VIRTUOSOS 45. Opening Concert - Lviv National Philharmonic

VIRTUOSOS 45. Opening Concert

Sunday 17.05.2026 - 30.05.2026 / 18:00 - 19:30

Концертний зал Людкевича

220–700

Program

Performers:

  • Hlib Sasko, cello
  • Lviv National Philharmonic Symphony Orchestra 
  • Theodore Kuchar, conductor

Programme:

  • Yevhen Stankovych. Cello Concerto No. 2
  • Bohuslav Martinů. Symphony No. 6
  • Antonín Dvořák. Symphony No. 7

The festival opening traditionally defines its tone and artistic direction. This programme brings together virtuosity, the scale of symphonic sound, and the performance of Hlib Sasko — a soloist whose attentive and focused playing is capable of immediately drawing the listener in. At the same time, behind the outward ceremonial character of the event lies another dimension — more personal and intimate.

Yevhen Stankovych completed his Cello Concerto No. 2 in April 2016 after an almost half-century break from the genre. The three movements bear titles that speak for themselves: Music for Martochka, Postlude, and Grandfather’s Monologue. Stankovych is a central figure on the horizon of contemporary Ukrainian music: his Third Chamber Symphony was included among the ten best works in the world according to UNESCO in 1985.

Bohuslav Martinů composed his Sixth Symphony in exile and admitted that he himself did not fully understand how it holds together: “A work without form. And yet something sustains it — I do not know what, but there is a single line within it.” Throughout the symphony runs a four-note motif for solo cello without accompaniment, which the composer borrowed from Dvořák’s Requiem.

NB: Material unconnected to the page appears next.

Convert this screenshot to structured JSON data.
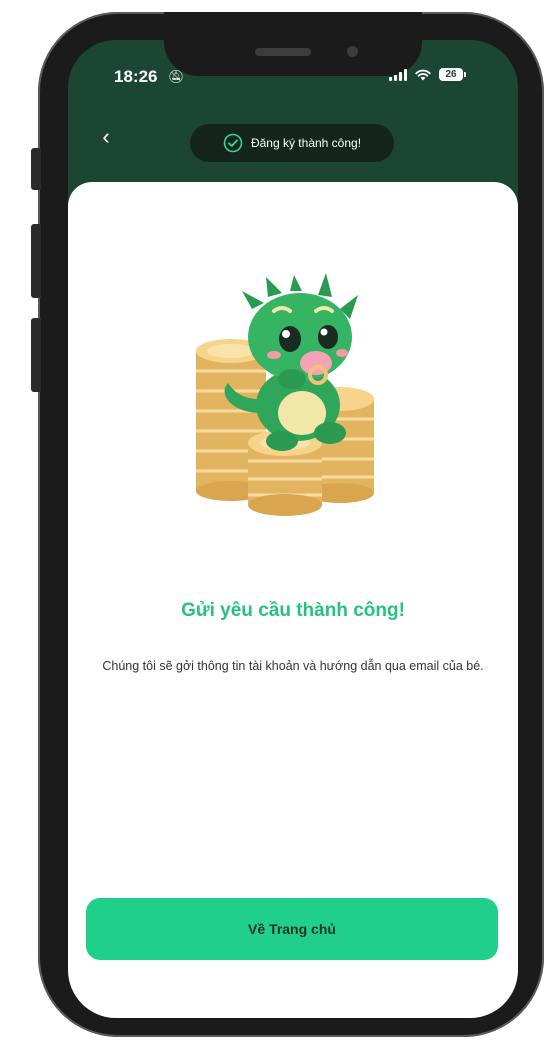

Dvořák’s biographer John Clapham wrote that the Seventh Symphony “has greater dramatic power and deeper emotional content than anything he had written before.” The first theme was conceived as the composer observed anti-Habsburg nationalists arriving by train in Prague — it emerges from orchestral darkness like a proclamation. Dvořák wanted this symphony to be “capable of moving the world,” and composed it accordingly: dark, tense, driven by a struggle that does not release its grip until the final bars. Only at the end does the minor mode give way to major — what one scholar described as “a noble proclamation of spiritual dignity.”